During his interview, Lee dishes on whether or not it was hard to sell Empire; if he wants to eventually become Shonda Rhimes; if TV is now more inclusive for people of color and why his son doesn’t believe he’s black. Peep a few excerpts.

On how hard was it to sell Empire & if it took a while for him and Danny Strong to feel the Fox love: 

Lee Daniels: No. There was a bidding war. Isn’t that crazy? We were red hot, Danny and I, coming off The Butler. We love working together. He wanted to do it as a film and I wanted to make money, so I saw it as a TV show. After The Butler, I was blown away by the amount of people who saw the story. It touched so many people’s lives. So I thought, wow, what would happen if we told the story in people’s homes?

Shonda Rhimes

Shonda Rhimes

If he eventually sees himself becoming a Dick Wolf or Shonda Rhimes, with lots of series on the air at the same time:

Empire was a very traumatic experience for me. It was very schizophrenic, and it wasn’t what I expected it to be. I think I’ve learned to become a better filmmaker because you have to make decisions immediately. You don’t have time to ponder. And if you don’t make those decisions, there are 80 people that will. And all 80 people have a say so. That, in itself, was shocking to my system.

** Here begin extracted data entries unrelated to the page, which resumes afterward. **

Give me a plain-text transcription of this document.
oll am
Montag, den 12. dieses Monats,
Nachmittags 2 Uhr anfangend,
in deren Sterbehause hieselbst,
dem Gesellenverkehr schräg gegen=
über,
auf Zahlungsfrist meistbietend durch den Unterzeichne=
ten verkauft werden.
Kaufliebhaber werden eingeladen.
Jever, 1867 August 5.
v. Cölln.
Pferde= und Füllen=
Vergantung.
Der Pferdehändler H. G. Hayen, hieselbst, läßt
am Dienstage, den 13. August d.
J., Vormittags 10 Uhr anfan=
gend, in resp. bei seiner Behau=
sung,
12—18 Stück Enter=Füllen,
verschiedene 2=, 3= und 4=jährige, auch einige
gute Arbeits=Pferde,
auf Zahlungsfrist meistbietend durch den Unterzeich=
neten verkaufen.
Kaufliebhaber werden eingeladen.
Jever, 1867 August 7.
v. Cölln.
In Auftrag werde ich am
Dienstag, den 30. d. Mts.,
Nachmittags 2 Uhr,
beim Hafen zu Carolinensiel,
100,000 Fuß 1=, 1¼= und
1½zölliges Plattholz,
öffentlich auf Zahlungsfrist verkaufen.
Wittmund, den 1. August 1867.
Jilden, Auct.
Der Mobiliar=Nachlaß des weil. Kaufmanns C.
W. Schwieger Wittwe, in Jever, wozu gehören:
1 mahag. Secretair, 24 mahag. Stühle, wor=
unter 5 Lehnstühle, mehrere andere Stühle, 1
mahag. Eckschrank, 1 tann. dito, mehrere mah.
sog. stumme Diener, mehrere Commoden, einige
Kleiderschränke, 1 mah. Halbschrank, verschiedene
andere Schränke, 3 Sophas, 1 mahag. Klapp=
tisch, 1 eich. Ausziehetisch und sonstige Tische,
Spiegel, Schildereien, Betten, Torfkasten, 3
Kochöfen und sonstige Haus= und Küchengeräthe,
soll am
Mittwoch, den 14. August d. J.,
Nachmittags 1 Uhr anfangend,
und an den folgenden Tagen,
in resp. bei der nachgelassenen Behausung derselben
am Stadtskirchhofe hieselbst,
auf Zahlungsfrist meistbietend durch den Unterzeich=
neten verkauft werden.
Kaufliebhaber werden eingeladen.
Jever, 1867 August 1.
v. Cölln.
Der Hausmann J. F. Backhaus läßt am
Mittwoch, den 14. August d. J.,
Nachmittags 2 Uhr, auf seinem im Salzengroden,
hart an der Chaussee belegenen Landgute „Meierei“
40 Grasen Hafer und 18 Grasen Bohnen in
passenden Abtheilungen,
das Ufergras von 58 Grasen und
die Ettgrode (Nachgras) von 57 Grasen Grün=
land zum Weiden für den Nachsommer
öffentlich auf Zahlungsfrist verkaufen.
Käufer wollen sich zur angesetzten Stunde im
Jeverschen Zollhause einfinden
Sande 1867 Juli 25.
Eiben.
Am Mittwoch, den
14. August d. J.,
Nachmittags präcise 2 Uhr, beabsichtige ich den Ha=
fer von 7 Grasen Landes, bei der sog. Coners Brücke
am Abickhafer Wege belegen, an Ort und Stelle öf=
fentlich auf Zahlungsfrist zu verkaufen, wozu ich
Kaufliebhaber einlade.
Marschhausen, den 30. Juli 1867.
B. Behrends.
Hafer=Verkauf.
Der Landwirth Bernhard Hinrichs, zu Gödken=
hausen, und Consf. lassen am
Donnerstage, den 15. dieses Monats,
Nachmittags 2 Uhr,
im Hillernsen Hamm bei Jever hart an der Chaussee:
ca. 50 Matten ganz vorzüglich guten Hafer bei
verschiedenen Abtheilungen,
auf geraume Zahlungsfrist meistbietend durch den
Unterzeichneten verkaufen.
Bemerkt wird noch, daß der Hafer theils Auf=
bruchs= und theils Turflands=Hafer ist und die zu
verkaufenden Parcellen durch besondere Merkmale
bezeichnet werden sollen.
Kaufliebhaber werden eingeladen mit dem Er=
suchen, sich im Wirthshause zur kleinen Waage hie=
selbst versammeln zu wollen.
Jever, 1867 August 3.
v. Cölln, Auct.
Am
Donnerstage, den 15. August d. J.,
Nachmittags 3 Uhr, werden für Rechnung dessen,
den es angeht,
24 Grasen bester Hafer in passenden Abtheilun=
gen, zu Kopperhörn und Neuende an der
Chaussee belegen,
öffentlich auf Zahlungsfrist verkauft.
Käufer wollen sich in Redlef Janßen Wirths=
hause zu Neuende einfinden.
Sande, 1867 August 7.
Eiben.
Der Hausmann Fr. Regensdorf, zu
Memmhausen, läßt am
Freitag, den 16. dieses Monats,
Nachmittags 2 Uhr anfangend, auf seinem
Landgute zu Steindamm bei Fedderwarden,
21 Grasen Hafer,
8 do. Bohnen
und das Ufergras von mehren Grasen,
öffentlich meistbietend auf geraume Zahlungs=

I have a very specific way of working. I’ve never done a studio movie, let alone worked for a network. Every one of my films has been independently financed. I’ve been responsible for every frame that you see—and now I’ve got these people to talk to [laughs].

I had no intentions of going back [to television after Empire]. But I must be a masochist because once I looked at the success and all the people that were affected by it, I thought, OK, maybe the next time it will be easier.

I don’t profess to be Shonda Rhimes by any stretch of the imagination, or Dick Wolf. They’re icons. I’m a filmmaker. They’ve really done something and I guess I have, too, but I don’t see myself as astute, with a body of [TV] work like those two people.